College basketball’s transfer portal has changed the landscape of recruiting as we know it.
NCAA programs — big and small — have taken to mining the portal to supplement their rosters with experienced, veteran players.
- Bench players on America’s blue bloods move on in the quest for more playing time;
- low-Division I gems look to move up and prove their metal with the big boys;
- Division-II powers sit back and pick up the choice leftovers.
- As of Wednesday morning, 741 student-athletes had entered the transfer portal in 2020.
The big loser: that would be the high school ranks.
The recruitment of high- and mid-major prospects continues for sure. But frustrated high school coaches say there has been a noticeable change in getting many of their kids looks at the next level.
I talked with high school coaches from throughout the state of Florida. Here are comments from 10 of those coaches on the impact the transfer portal is having on high school recruiting:
Ben Jones, (Jacksonville) Impact Christian
“That’s absolutely the problem. They’re all looking for other college kids rather than actually recruiting high school kids. Everybody is trying to get college kids, whether it’s JuCo, whether it’s a transfer. Not a lot of them really want high school kids that aren’t freakish. You know, I mean high-major, Division-I kids.”

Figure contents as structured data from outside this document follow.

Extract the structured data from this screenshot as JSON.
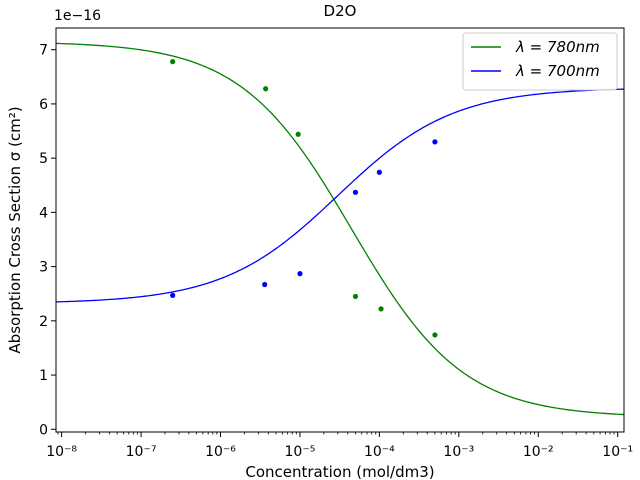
{
  "chart_data": {
    "type": "scatter",
    "title": "D2O",
    "xlabel": "Concentration (mol/dm3)",
    "ylabel": "Absorption Cross Section σ (cm²)",
    "y_offset_label": "1e−16",
    "x_scale": "log",
    "xlim": [
      8.5e-09,
      0.12
    ],
    "ylim": [
      -0.05,
      7.4
    ],
    "y_unit_multiplier": 1e-16,
    "x_ticks": [
      {
        "value": 1e-08,
        "label": "10⁻⁸"
      },
      {
        "value": 1e-07,
        "label": "10⁻⁷"
      },
      {
        "value": 1e-06,
        "label": "10⁻⁶"
      },
      {
        "value": 1e-05,
        "label": "10⁻⁵"
      },
      {
        "value": 0.0001,
        "label": "10⁻⁴"
      },
      {
        "value": 0.001,
        "label": "10⁻³"
      },
      {
        "value": 0.01,
        "label": "10⁻²"
      },
      {
        "value": 0.1,
        "label": "10⁻¹"
      }
    ],
    "y_ticks": [
      {
        "value": 0,
        "label": "0"
      },
      {
        "value": 1,
        "label": "1"
      },
      {
        "value": 2,
        "label": "2"
      },
      {
        "value": 3,
        "label": "3"
      },
      {
        "value": 4,
        "label": "4"
      },
      {
        "value": 5,
        "label": "5"
      },
      {
        "value": 6,
        "label": "6"
      },
      {
        "value": 7,
        "label": "7"
      }
    ],
    "grid": false,
    "legend_position": "top-right",
    "series": [
      {
        "name": "λ = 780nm",
        "color": "#008000",
        "points": [
          {
            "x": 2.5e-07,
            "y": 6.78
          },
          {
            "x": 3.7e-06,
            "y": 6.28
          },
          {
            "x": 9.5e-06,
            "y": 5.44
          },
          {
            "x": 5e-05,
            "y": 2.45
          },
          {
            "x": 0.000105,
            "y": 2.22
          },
          {
            "x": 0.0005,
            "y": 1.74
          }
        ],
        "fit": {
          "bottom": 0.22,
          "top": 7.15,
          "ec50": 4.5e-05,
          "hill": -0.62
        }
      },
      {
        "name": "λ = 700nm",
        "color": "#0000ff",
        "points": [
          {
            "x": 2.5e-07,
            "y": 2.47
          },
          {
            "x": 3.6e-06,
            "y": 2.67
          },
          {
            "x": 1e-05,
            "y": 2.87
          },
          {
            "x": 5e-05,
            "y": 4.37
          },
          {
            "x": 0.0001,
            "y": 4.74
          },
          {
            "x": 0.0005,
            "y": 5.3
          }
        ],
        "fit": {
          "bottom": 2.32,
          "top": 6.3,
          "ec50": 3e-05,
          "hill": 0.6
        }
      }
    ]
  }
}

Toby Frazier, (Jacksonville) Paxon School
“I think the transfer portal has also distorted the evaluation of high school kids. In some cases they are being compared to players that already have college experience.”
Terrence Williams, (Fort Lauderdale) Stranahan
“The players that truly get hurt are the ones that are right [on the border] at the D-I level. They should be getting looks but won’t because of the landscape. This also hurts high school seniors who are looking to play at the collegiate level: if they are not on a well-known [travel] circuit team it kills their chances to play D-I. Even after a stellar career they have to take the JuCo route to get there. NBA teams scout the world for talent and get players from all levels. The NCAA is doing the same. But teams want to get older, more-developed players instead of straight out of high school.”
Anthony Serro, (Miami) Monsignor Pace
“You look and you see it at every level. You can start at the mid-major Division-I level, that they’re waiting for the high-major transfers. And then the low-majors are waiting for mid-majors. Then the Division II’s are waiting for low-major Division I’s and so on. Down the list there, they all seem to be getting in line waiting for transfers and you kind of feel like we have to wait our turn until they go get the transfers they are targeting and then maybe they’ll circle back to our kids.”
Ben Fratrik, (Orlando) Lake Highland Prep
“I’ve been talking to coaches for two weeks — probably almost a dozen now. D-I, D-II and D-III. They all think recruiting high school kids, especially 2021, is going to be really slow for everybody but a few. The thought is most schools will go for a) multiple-year transfers b) grad transfers c) JuCos d) high school kids. Most also thought that if a 2021 kid gets an offer, they need to be prepared to say yes. Do their homework, take an unofficial or whatever, and say yes or no. Those offers aren’t going to stay good for long because a transfer is going to take that scholarship if you wait too long.”
Ray Benoit, North Miami High
“College coaches have decided to rely heavily on the transfer portal. This is very unfortunate for the class of 2020 prospects. At times it’s hard enough to get coaches to come see players. Now I’m afraid many seniors’ dreams of playing on the next level have been severely altered.”
Jason Looky, (Weston) Cypress Bay
“The battle for scholarships in the state of Florida is already one of the most competitive in the country. When you see the rankings of our Division-II schools, the best junior college conferences in the USA, and the lack of any Division III schools in the state, you are already facing an uphill battle. Take that and add to it the foreign players and enormous amount of players in the NCAA portal, and it creates the perfect storm. Are college coaches willing to risk their jobs on an 18-year-old freshman or a college-tested 20-year-old? That’s without even getting into the fifth-year college transfers. It’s a dogfight.”
Don Dziagwa, Tampa Catholic
“I talked to a college coach the other day who has scholarships available and he told me they really weren’t looking at any high school players because they were solely looking at transfers or grad transfers. So, there is no doubt it is affecting high school players. I don’t like it, but it is what it is.”
Ben Witherspoon, (Orlando) Dr. Phillips
“High school players need to know that just being better than other guys in high school is not good enough. Once you are a definite college prospect, it’s more important now to develop yourself for a role that will be immediately valuable as a freshman on a college roster. With the transfer portal being the priority, high school prospects should be taking a hard look at the early offers they get before more college players enter the transfer portal.”
Matt Colin, Wellington
“I think where you see the most impact of the portal is at the Division-II level. They can be so picky because they can wait on the D-I schools to finish filling out their rosters and recruit some of those low- to mid-tier D-I players to come to a D-II school and play instantly.”